Rien n’a changé, rien n’est réglé. Malgré les incertitudes financières et techniques qui planent sur un projet aussi ambitieux, Logis Transports, Hermitage, l’EPAD et les services de la Ville de Courbevoie continuent d’avancer. Bien sur, le Maire de Courbevoie se pose en défenseur des habitants en jurant que rien ne se fera sans qu’ils ne soient relogés. Il a d’ailleurs créé un pompeux « Observatoire de suivi  des relogements », auxquels nous avons accepté de participer. Mais sans les habitants, qu’il a refusé d’intégrer. Cet observatoire n’est en fait qu’un écran de fumée : Logis Transports nous présente au fur et à mesure les relogements effectués, en réalité très peu, en se justifiant par son respect des souhaits des locataires et sa volonté de trouver des solutions en adéquation avec leurs ressources. Mais nous ne disposons que d’informations parcellaires sur les propositions réellement faites et les conditions dans lesquelles les locataires partis « volontairement » ont été amenés à le faire. Surtout, les quelques réunions ont mis en évidence ce que nous pressentions : il n’y a pas de plan global de relogement, concernant tous les locataires actuels et Logis Transports n’a que peu de moyens à mettre en œuvre. Elle propose au compte-goutte des logements qui se libèrent dans son parc, soit très peu.

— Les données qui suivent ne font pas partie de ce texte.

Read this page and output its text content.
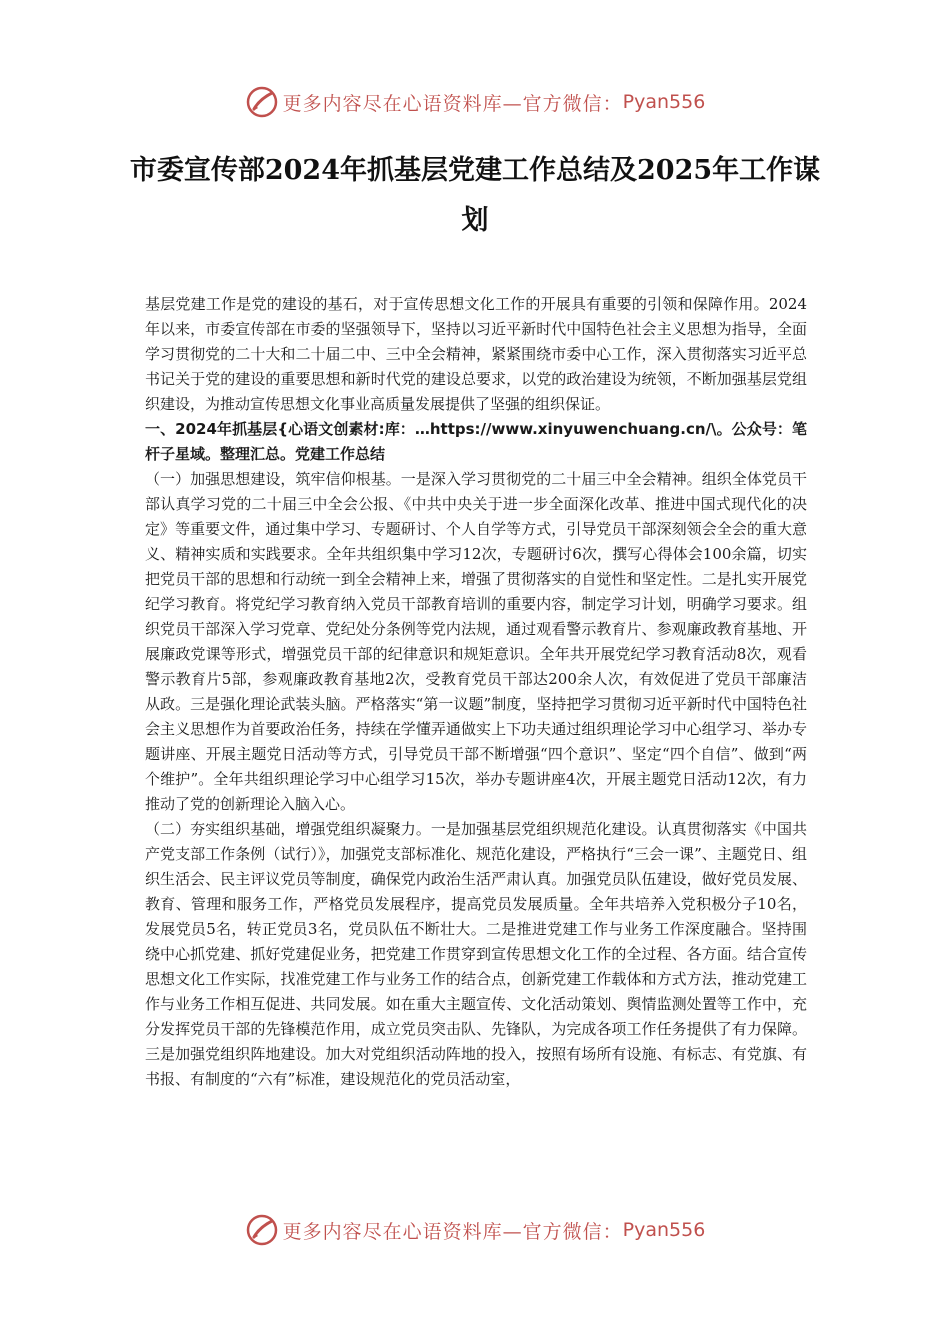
更多内容尽在心语资料库—官方微信： Pyan556
市委宣传部2024年抓基层党建工作总结及2025年工作谋划

基层党建工作是党的建设的基石，对于宣传思想文化工作的开展具有重要的引领和保障作用。2024年以来，市委宣传部在市委的坚强领导下，坚持以习近平新时代中国特色社会主义思想为指导，全面学习贯彻党的二十大和二十届二中、三中全会精神，紧紧围绕市委中心工作，深入贯彻落实习近平总书记关于党的建设的重要思想和新时代党的建设总要求，以党的政治建设为统领，不断加强基层党组织建设，为推动宣传思想文化事业高质量发展提供了坚强的组织保证。

一、2024年抓基层{心语文创素材:库：…https://www.xinyuwenchuang.cn/\。公众号：笔杆子星域。整理汇总。党建工作总结

（一）加强思想建设，筑牢信仰根基。一是深入学习贯彻党的二十届三中全会精神。组织全体党员干部认真学习党的二十届三中全会公报、《中共中央关于进一步全面深化改革、推进中国式现代化的决定》等重要文件，通过集中学习、专题研讨、个人自学等方式，引导党员干部深刻领会全会的重大意义、精神实质和实践要求。全年共组织集中学习12次，专题研讨6次，撰写心得体会100余篇，切实把党员干部的思想和行动统一到全会精神上来，增强了贯彻落实的自觉性和坚定性。二是扎实开展党纪学习教育。将党纪学习教育纳入党员干部教育培训的重要内容，制定学习计划，明确学习要求。组织党员干部深入学习党章、党纪处分条例等党内法规，通过观看警示教育片、参观廉政教育基地、开展廉政党课等形式，增强党员干部的纪律意识和规矩意识。全年共开展党纪学习教育活动8次，观看警示教育片5部，参观廉政教育基地2次，受教育党员干部达200余人次，有效促进了党员干部廉洁从政。三是强化理论武装头脑。严格落实“第一议题”制度，坚持把学习贯彻习近平新时代中国特色社会主义思想作为首要政治任务，持续在学懂弄通做实上下功夫通过组织理论学习中心组学习、举办专题讲座、开展主题党日活动等方式，引导党员干部不断增强“四个意识”、坚定“四个自信”、做到“两个维护”。全年共组织理论学习中心组学习15次，举办专题讲座4次，开展主题党日活动12次，有力推动了党的创新理论入脑入心。

（二）夯实组织基础，增强党组织凝聚力。一是加强基层党组织规范化建设。认真贯彻落实《中国共产党支部工作条例（试行）》，加强党支部标准化、规范化建设，严格执行“三会一课”、主题党日、组织生活会、民主评议党员等制度，确保党内政治生活严肃认真。加强党员队伍建设，做好党员发展、教育、管理和服务工作，严格党员发展程序，提高党员发展质量。全年共培养入党积极分子10名，发展党员5名，转正党员3名，党员队伍不断壮大。二是推进党建工作与业务工作深度融合。坚持围绕中心抓党建、抓好党建促业务，把党建工作贯穿到宣传思想文化工作的全过程、各方面。结合宣传思想文化工作实际，找准党建工作与业务工作的结合点，创新党建工作载体和方式方法，推动党建工作与业务工作相互促进、共同发展。如在重大主题宣传、文化活动策划、舆情监测处置等工作中，充分发挥党员干部的先锋模范作用，成立党员突击队、先锋队，为完成各项工作任务提供了有力保障。三是加强党组织阵地建设。加大对党组织活动阵地的投入，按照有场所有设施、有标志、有党旗、有书报、有制度的“六有”标准，建设规范化的党员活动室，

更多内容尽在心语资料库—官方微信： Pyan556
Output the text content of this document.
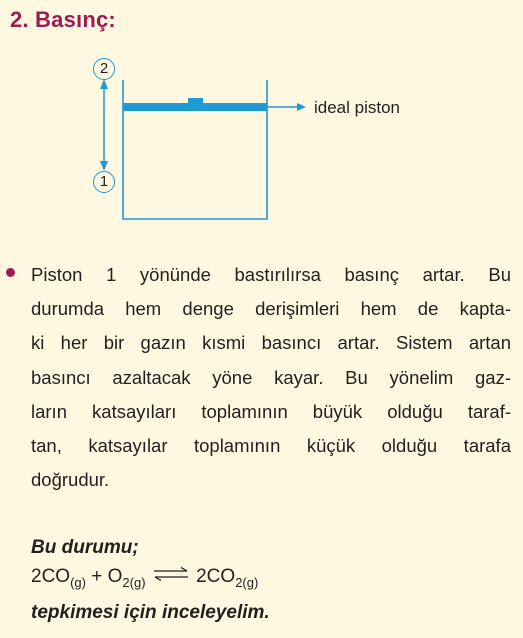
2. Basınç:
2
1
ideal piston
Piston 1 yönünde bastırılırsa basınç artar. Bu
durumda hem denge derişimleri hem de kapta-
ki her bir gazın kısmi basıncı artar. Sistem artan
basıncı azaltacak yöne kayar. Bu yönelim gaz-
ların katsayıları toplamının büyük olduğu taraf-
tan, katsayılar toplamının küçük olduğu tarafa
doğrudur.
Bu durumu;
$2CO_{(g)} + O_{2(g)}$ ⇌ $2CO_{2(g)}$
tepkimesi için inceleyelim.
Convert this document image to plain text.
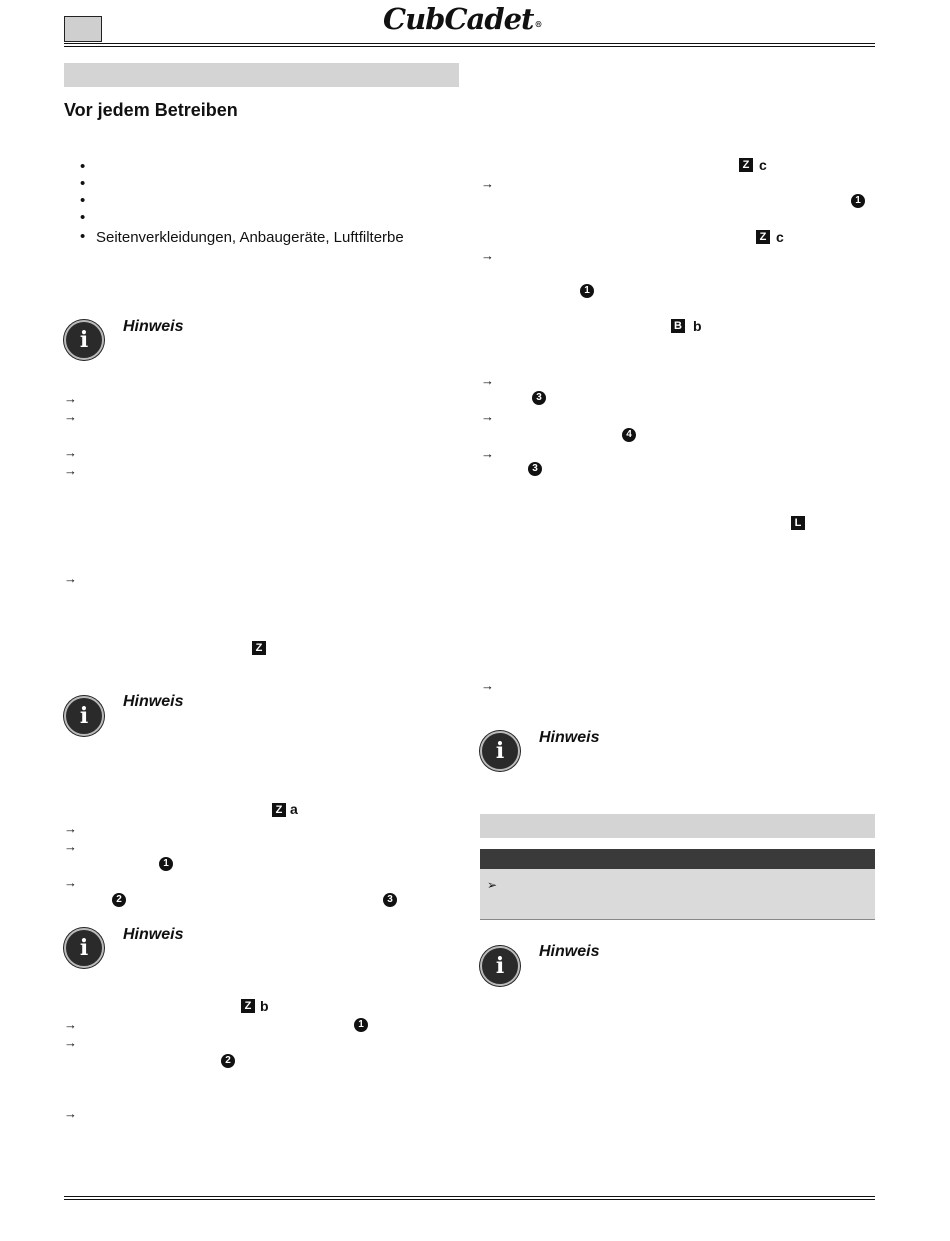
CubCadet®
Vor jedem Betreiben
•
•
•
•
• Seitenverkleidungen, Anbaugeräte, Luftfilterbe
i
Hinweis
→
→
→
→
→
Z
i
Hinweis
Z a
→
→
1
→
2	3
i
Hinweis
Z b
→	1
→
2
→
Z c
→
1
Z c
→
1
B b
→
3
→
4
→
3
L
→
i
Hinweis
➢
i
Hinweis
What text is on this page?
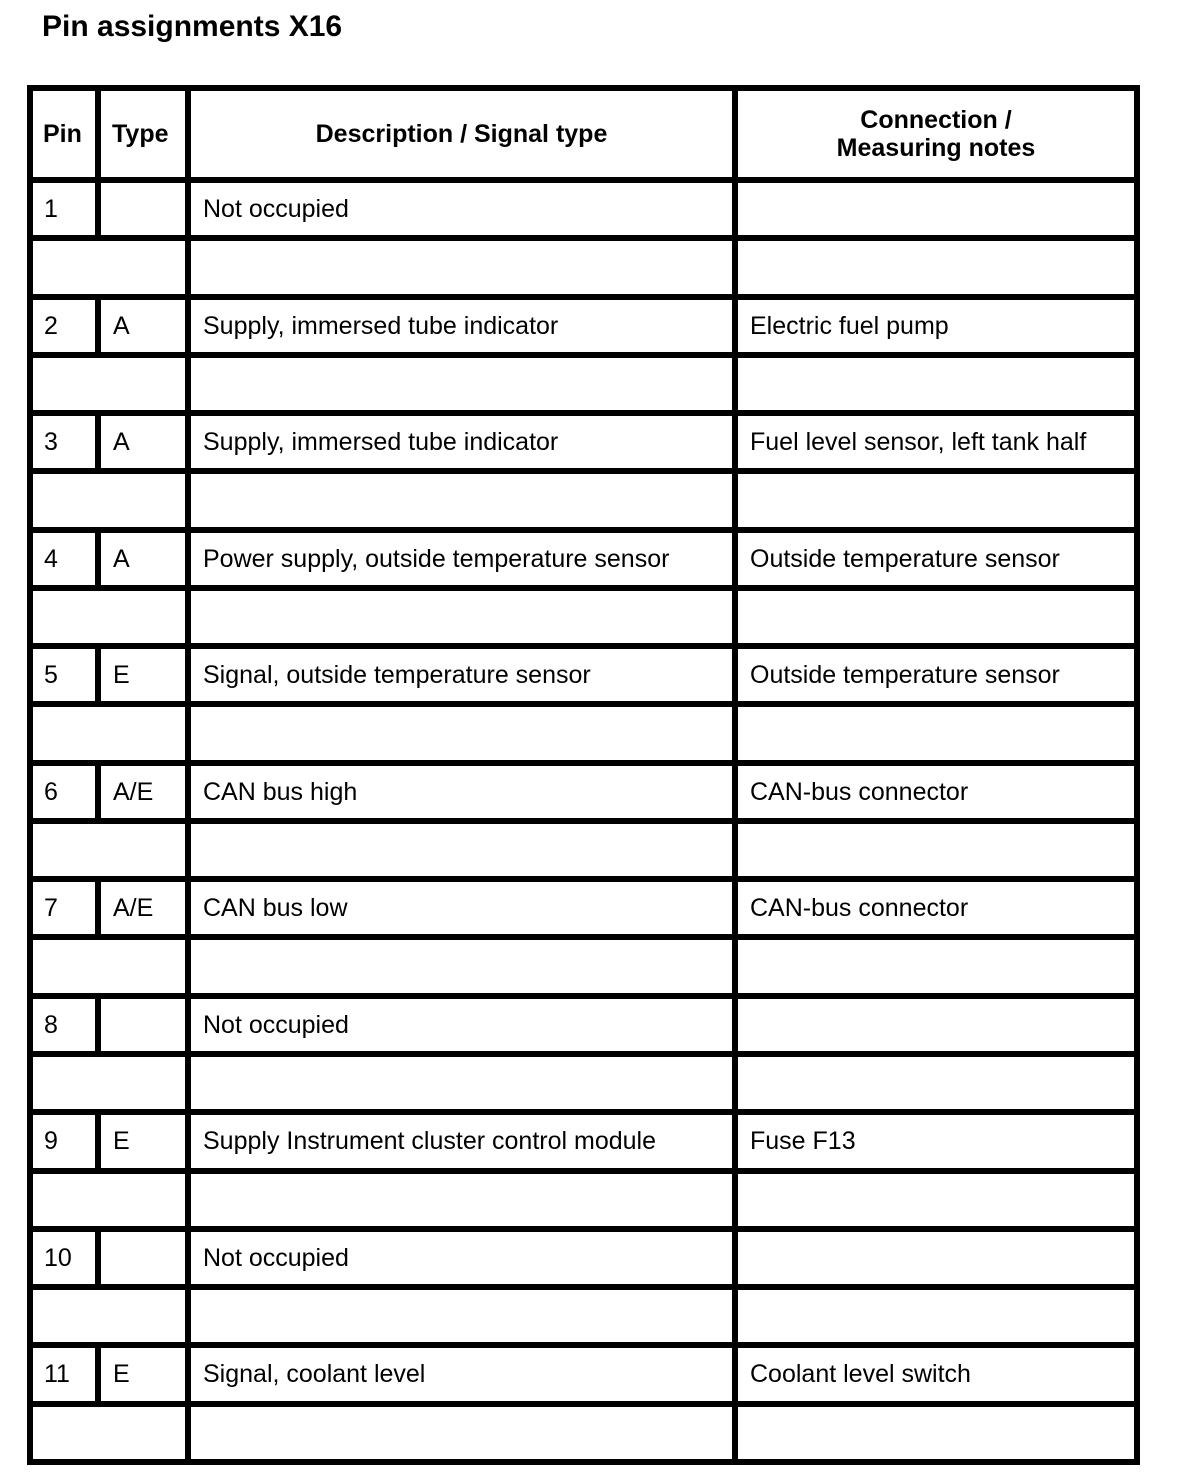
Pin assignments X16
Pin	Type	Description / Signal type	Connection /
Measuring notes

1		Not occupied	

2	A	Supply, immersed tube indicator	Electric fuel pump

3	A	Supply, immersed tube indicator	Fuel level sensor, left tank half

4	A	Power supply, outside temperature sensor	Outside temperature sensor

5	E	Signal, outside temperature sensor	Outside temperature sensor

6	A/E	CAN bus high	CAN-bus connector

7	A/E	CAN bus low	CAN-bus connector

8		Not occupied	

9	E	Supply Instrument cluster control module	Fuse F13

10		Not occupied	

11	E	Signal, coolant level	Coolant level switch
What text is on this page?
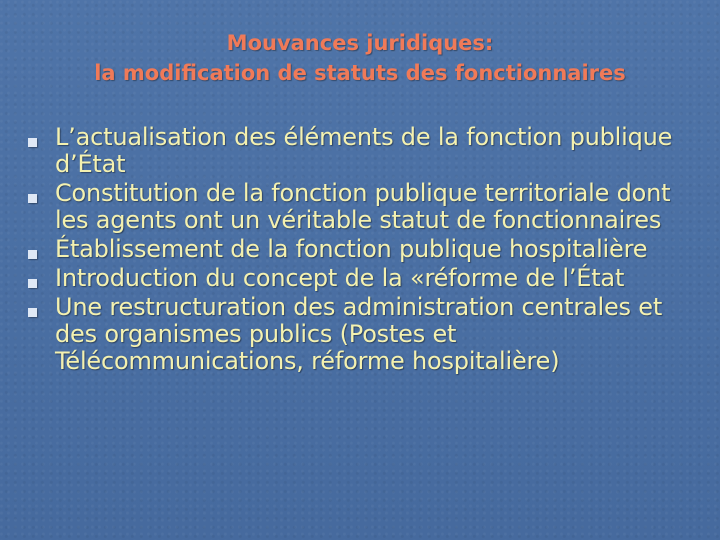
Mouvances juridiques:
la modification de statuts des fonctionnaires
L’actualisation des éléments de la fonction publique d’État
Constitution de la fonction publique territoriale dont les agents ont un véritable statut de fonctionnaires
Établissement de la fonction publique hospitalière
Introduction du concept de la «réforme de l’État
Une restructuration des administration centrales et des organismes publics (Postes et Télécommunications, réforme hospitalière)
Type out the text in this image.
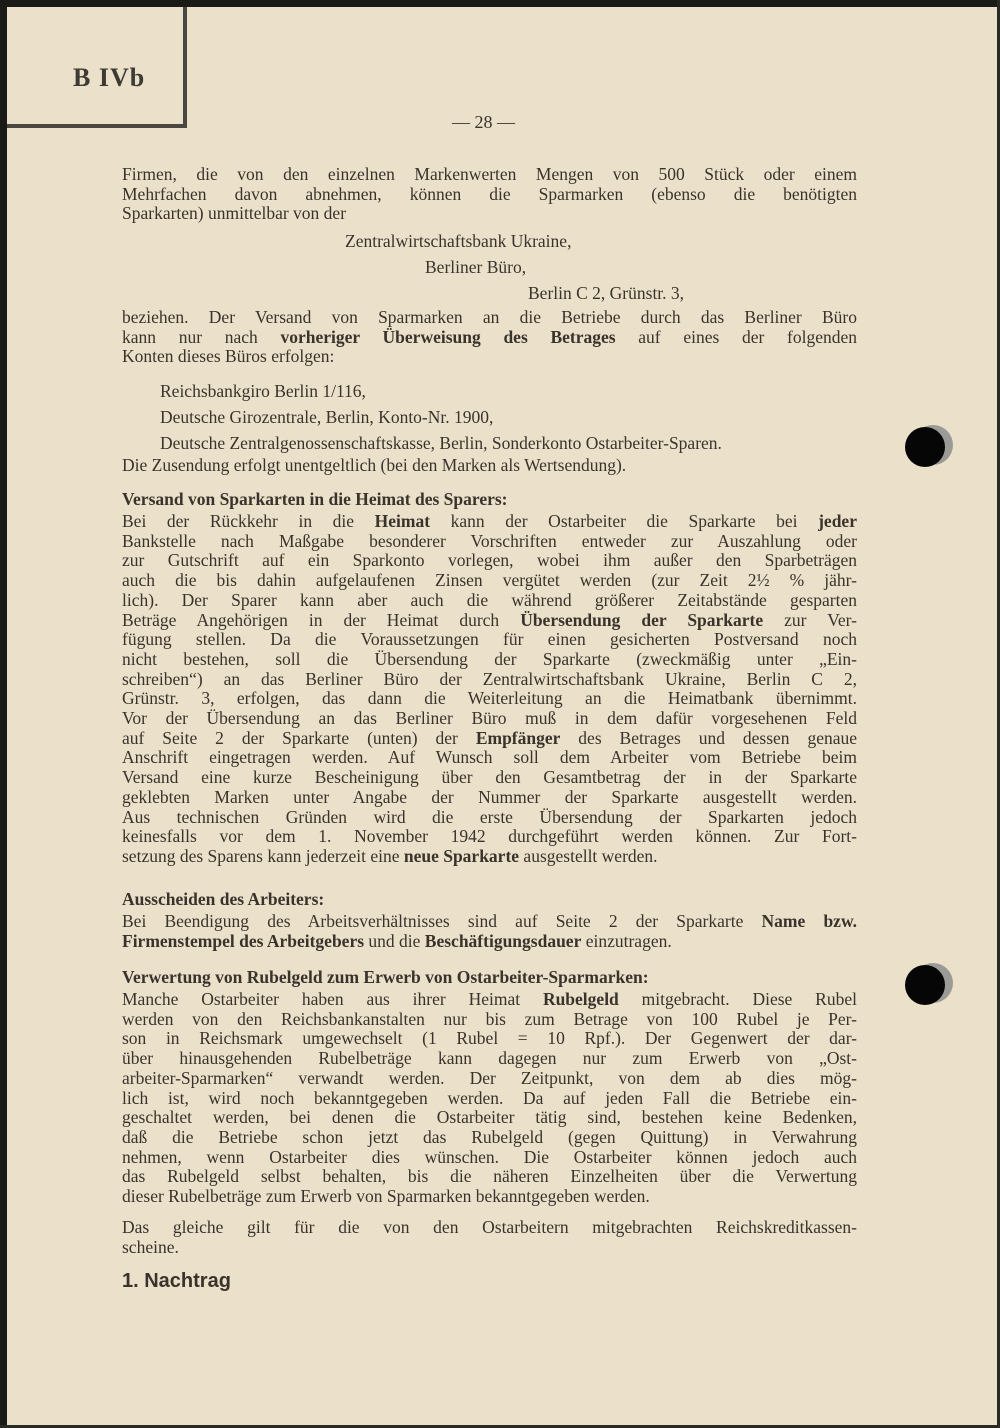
B IVb
— 28 —
Firmen, die von den einzelnen Markenwerten Mengen von 500 Stück oder einem
Mehrfachen davon abnehmen, können die Sparmarken (ebenso die benötigten
Sparkarten) unmittelbar von der
Zentralwirtschaftsbank Ukraine,
Berliner Büro,
Berlin C 2, Grünstr. 3,
beziehen. Der Versand von Sparmarken an die Betriebe durch das Berliner Büro
kann nur nach vorheriger Überweisung des Betrages auf eines der folgenden
Konten dieses Büros erfolgen:
Reichsbankgiro Berlin 1/116,
Deutsche Girozentrale, Berlin, Konto-Nr. 1900,
Deutsche Zentralgenossenschaftskasse, Berlin, Sonderkonto Ostarbeiter-Sparen.
Die Zusendung erfolgt unentgeltlich (bei den Marken als Wertsendung).
Versand von Sparkarten in die Heimat des Sparers:
Bei der Rückkehr in die Heimat kann der Ostarbeiter die Sparkarte bei jeder
Bankstelle nach Maßgabe besonderer Vorschriften entweder zur Auszahlung oder
zur Gutschrift auf ein Sparkonto vorlegen, wobei ihm außer den Sparbeträgen
auch die bis dahin aufgelaufenen Zinsen vergütet werden (zur Zeit 2½ % jähr-
lich). Der Sparer kann aber auch die während größerer Zeitabstände gesparten
Beträge Angehörigen in der Heimat durch Übersendung der Sparkarte zur Ver-
fügung stellen. Da die Voraussetzungen für einen gesicherten Postversand noch
nicht bestehen, soll die Übersendung der Sparkarte (zweckmäßig unter „Ein-
schreiben“) an das Berliner Büro der Zentralwirtschaftsbank Ukraine, Berlin C 2,
Grünstr. 3, erfolgen, das dann die Weiterleitung an die Heimatbank übernimmt.
Vor der Übersendung an das Berliner Büro muß in dem dafür vorgesehenen Feld
auf Seite 2 der Sparkarte (unten) der Empfänger des Betrages und dessen genaue
Anschrift eingetragen werden. Auf Wunsch soll dem Arbeiter vom Betriebe beim
Versand eine kurze Bescheinigung über den Gesamtbetrag der in der Sparkarte
geklebten Marken unter Angabe der Nummer der Sparkarte ausgestellt werden.
Aus technischen Gründen wird die erste Übersendung der Sparkarten jedoch
keinesfalls vor dem 1. November 1942 durchgeführt werden können. Zur Fort-
setzung des Sparens kann jederzeit eine neue Sparkarte ausgestellt werden.
Ausscheiden des Arbeiters:
Bei Beendigung des Arbeitsverhältnisses sind auf Seite 2 der Sparkarte Name bzw.
Firmenstempel des Arbeitgebers und die Beschäftigungsdauer einzutragen.
Verwertung von Rubelgeld zum Erwerb von Ostarbeiter-Sparmarken:
Manche Ostarbeiter haben aus ihrer Heimat Rubelgeld mitgebracht. Diese Rubel
werden von den Reichsbankanstalten nur bis zum Betrage von 100 Rubel je Per-
son in Reichsmark umgewechselt (1 Rubel = 10 Rpf.). Der Gegenwert der dar-
über hinausgehenden Rubelbeträge kann dagegen nur zum Erwerb von „Ost-
arbeiter-Sparmarken“ verwandt werden. Der Zeitpunkt, von dem ab dies mög-
lich ist, wird noch bekanntgegeben werden. Da auf jeden Fall die Betriebe ein-
geschaltet werden, bei denen die Ostarbeiter tätig sind, bestehen keine Bedenken,
daß die Betriebe schon jetzt das Rubelgeld (gegen Quittung) in Verwahrung
nehmen, wenn Ostarbeiter dies wünschen. Die Ostarbeiter können jedoch auch
das Rubelgeld selbst behalten, bis die näheren Einzelheiten über die Verwertung
dieser Rubelbeträge zum Erwerb von Sparmarken bekanntgegeben werden.
Das gleiche gilt für die von den Ostarbeitern mitgebrachten Reichskreditkassen-
scheine.
1. Nachtrag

En définitive, une situation intenable pour la plupart des locataires : informés de la destruction de leur immeuble, ils ne peuvent plus faire de projet, pour eux et leurs enfants, dans le quartier où ils avaient choisi d’habiter et dans lequel ils ont leurs attaches. Sans proposition valable, ni moyen financier adéquat, ils ne peuvent non plus reconstruire cet avenir dans un autre quartier de leur choix.

Une situation inacceptable pour nous : Logis Transports n’entretient plus qu’à minima son patrimoine, voué à une détérioration inexorable. Le promoteur Hermitage et l’EPAD jouent « la montre » : pendant qu’ils finalisent un dossier technique complexe et onéreux, ils espèrent le départ par « usure » et à moindre coût, d’une grande majorité des habitants, envisageant peut-être au final et en secret une négociation pour les plus résistants.

Une situation scandaleuse car réalisée avec la complicité de l’Etat qui tient les ficelles de toute cette opération : par le biais de l’EPAD, entremetteur et bénéficiaire des droits à construire futurs. Par le biais de Logis Transports, filiale de la RATP, entreprise publique, qui au mépris de ses missions de logement social, accepte opportunément la vente et la destruction d’une partie de son patrimoine seulement quelques années après l’avoir acquis.

 Les élus de Courbevoie ne peuvent accepter longtemps d’être complices de cette méthode qui fragilise davantage certaines familles déjà en difficulté. Ce projet doit être revu pour y intégrer une véritable mixité sociale. Et permettre aux famille qui le souhaitent de rester habiter dans le quartier et en bord de Seine, y compris en leur donnant la possibilité d’accéder à la propriété. Et donner les moyens – y compris financiers – à celles qui souhaitent le quitter.

En somme, et en toute transparence, une opération juste où tout le monde serait gagnant.

 C’est la demande que nous avons faite au Maire de Courbevoie. Il a d’emblée été sceptique sur la révision du projet, estimant que les architectes et les techniciens avaient fait du mieux ! Une conception du rôle d’un élu que nous ne partageons pas ! Il a cependant promis d’étudier notre demande. Nous attendons les résultats. Seule sa détermination à faire réellement modifier ce projet pour prendre en compte les habitants prouvera sa sincérité lorsqu’il se place auprès d’eux. Nous rappelons qu’il est dans le même temps vice-président de l’EPAD : s’il est sincère et que rien ne change, cela serait bien la preuve, pour ceux qui en douteraient encore, que l’OIN de la Défense et l’EPAD constituent une véritable dépossession des collectivités locales qui n’ont plus beaucoup de pouvoirs. Et que donc l’extension de l’OIN et des attributions de l’EPAD, est un véritable coup de canif dans les lois de décentralisation.